Without subjecting the reader to a detailed survey of the Supreme Court’s numerous post-iNrof Establishment Clause cases, I think I can safely say that it is at least as likely now as it was 30 years ago that the Supreme Court, if forced to decide the issue, would hold that the Establishment Clause does not bar non-discriminatory conduit financing for “pervasively sectarian” schools. Suppose, for purposes of analysis, that the project in question here had consisted of the construction, renovation, or improvement of an auditorium building at a divinity school.
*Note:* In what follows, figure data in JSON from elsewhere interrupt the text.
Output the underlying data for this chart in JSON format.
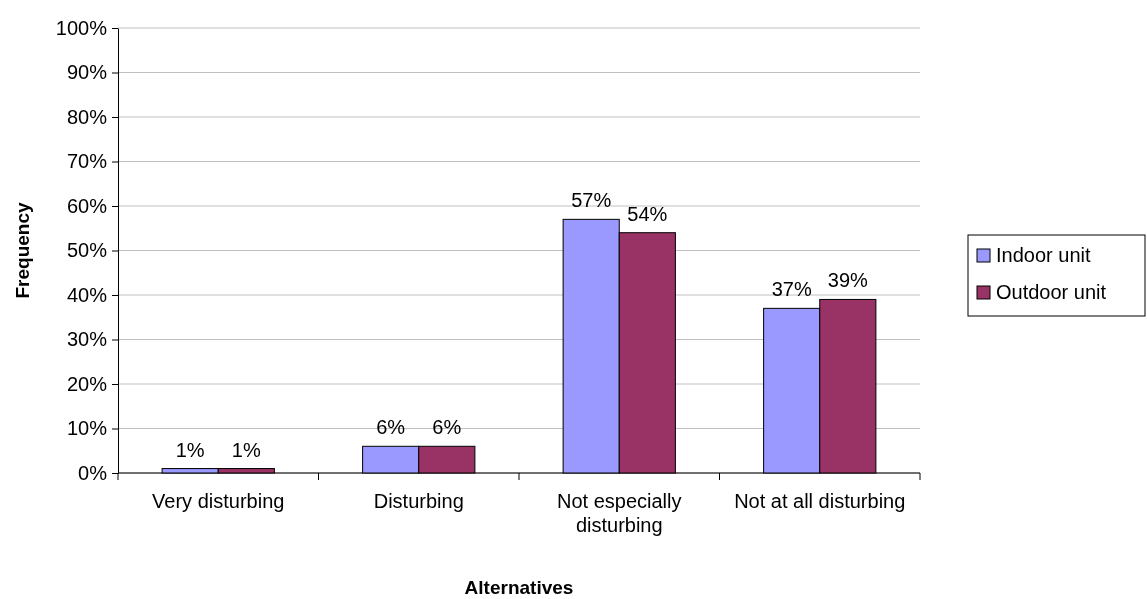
{
  "chart_data": {
    "type": "bar",
    "xlabel": "Alternatives",
    "ylabel": "Frequency",
    "categories": [
      "Very disturbing",
      "Disturbing",
      "Not especially disturbing",
      "Not at all disturbing"
    ],
    "series": [
      {
        "name": "Indoor unit",
        "color": "#9999ff",
        "values": [
          1,
          6,
          57,
          37
        ],
        "value_labels": [
          "1%",
          "6%",
          "57%",
          "37%"
        ]
      },
      {
        "name": "Outdoor unit",
        "color": "#993366",
        "values": [
          1,
          6,
          54,
          39
        ],
        "value_labels": [
          "1%",
          "6%",
          "54%",
          "39%"
        ]
      }
    ],
    "ylim": [
      0,
      100
    ],
    "yticks": [
      {
        "value": 0,
        "label": "0%"
      },
      {
        "value": 10,
        "label": "10%"
      },
      {
        "value": 20,
        "label": "20%"
      },
      {
        "value": 30,
        "label": "30%"
      },
      {
        "value": 40,
        "label": "40%"
      },
      {
        "value": 50,
        "label": "50%"
      },
      {
        "value": 60,
        "label": "60%"
      },
      {
        "value": 70,
        "label": "70%"
      },
      {
        "value": 80,
        "label": "80%"
      },
      {
        "value": 90,
        "label": "90%"
      },
      {
        "value": 100,
        "label": "100%"
      }
    ],
    "grid": "y",
    "legend": "right"
  }
}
Although the school would be “pervasively sectarian,” under my hypothesis, this would not make it unconstitutional for the state to exempt the auditorium building and other divinity school facilities from real estate taxes. Is it not probable that the Supreme Court would also hold it constitutional for a state-created agency to assist the school with conduit financing on the same non-discriminatory basis as that used in facilitating financing for the Academy of the Sacred Heart in the case at bar?
The question need not be answered, at this juncture, because the Academy of the Sacred Heart does not happen to be pervasively sectarian. I hope, however, that no one reading today’s opinion will infer from it. that we would necessarily hold the financing unconstitutional if the Academy’s sectarian character were “pervasive.” Such an inference, in my judgment, would be unwarranted.